Gradually, Ocean Beach became more of a youth-oriented community with the significant increase in college attendance by baby boomers. Ocean Beach was a college-town without a college. Even though OB had none of its own colleges, several were close by, including Cal Western in Point Loma, San Diego State, University of San Diego, University of California at San Diego, and City College. Beginning each spring, Ocean Beach would become a favorite local beach hang-out for many of the area's youth. As in many youth beach towns, friction arose between the youth and local police. 1968 was a particularly explosive year, as there were well-known police-youth skirmishes at the beach during Easter weekend and Memorial Day weekends that year.

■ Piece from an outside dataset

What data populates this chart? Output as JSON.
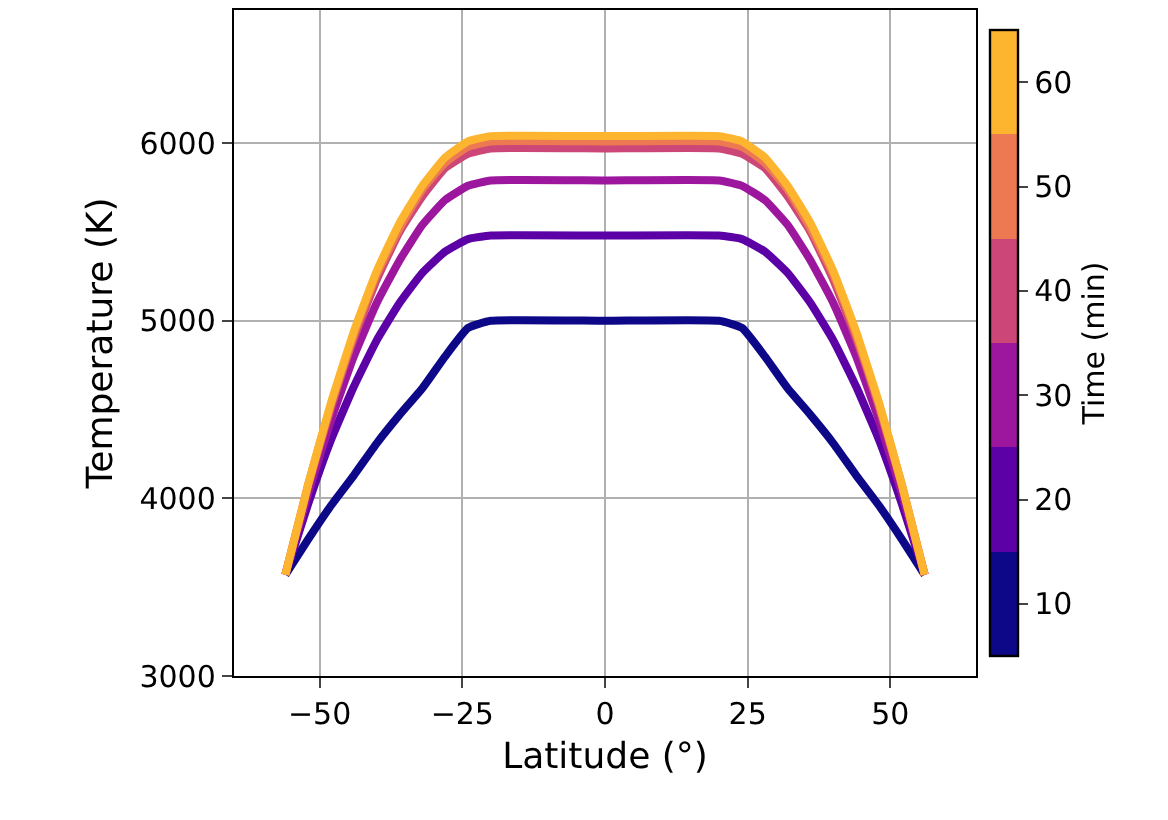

Beginning in 1967, and fully-blossomed a year later, Ocean Beach morphed into the Haight-Ashbury of San Diego. The community became an attraction for every hippie and wannabe hippie in the San Diego area. Initially a pariah, the hippie became accepted by many local business establishments, as commercial interests bent to accommodate the wallets and purses of the new bohemians. The Black head-shop opened on Newport Avenue; the Inbetween, a youth drop-in center was established down the block. Surfers with long, bleach-blond locks mingled with their long-haired hippie cousins, as the youth-oriented counter-culture manifested itself. Alternative newspapers also blossomed, first with the OB Liberator, and then with the OB Rag, which was published from 1970-1975. Soon to follow was an organic food store on Voltaire Street, and eventually other institutions and facilities that catered to the alternative lifestyles.
Beginning in the early 1970s, local development and land-interests pressed for the development of Ocean Beach's ocean front, with plans for tourist-oriented resorts, hotels and a marina outlined in the Ocean Beach Precise Plan. However, by the mid-part of the decade, opposition to the Precise Plan jelled and groups such as the OB Community Planning Group, the Merchants Association and the Town Council coalesced and successfully lobbied the City Council to authorize a direct election of the OB Planning Board. This election took place in 1976, and the first democratically elected planning committee in the history of the State of California was established. With the passage of a thirty foot height limit in 1972, and the re-writing of the Precise Plan, the commercial assault on the waterfront was defeated.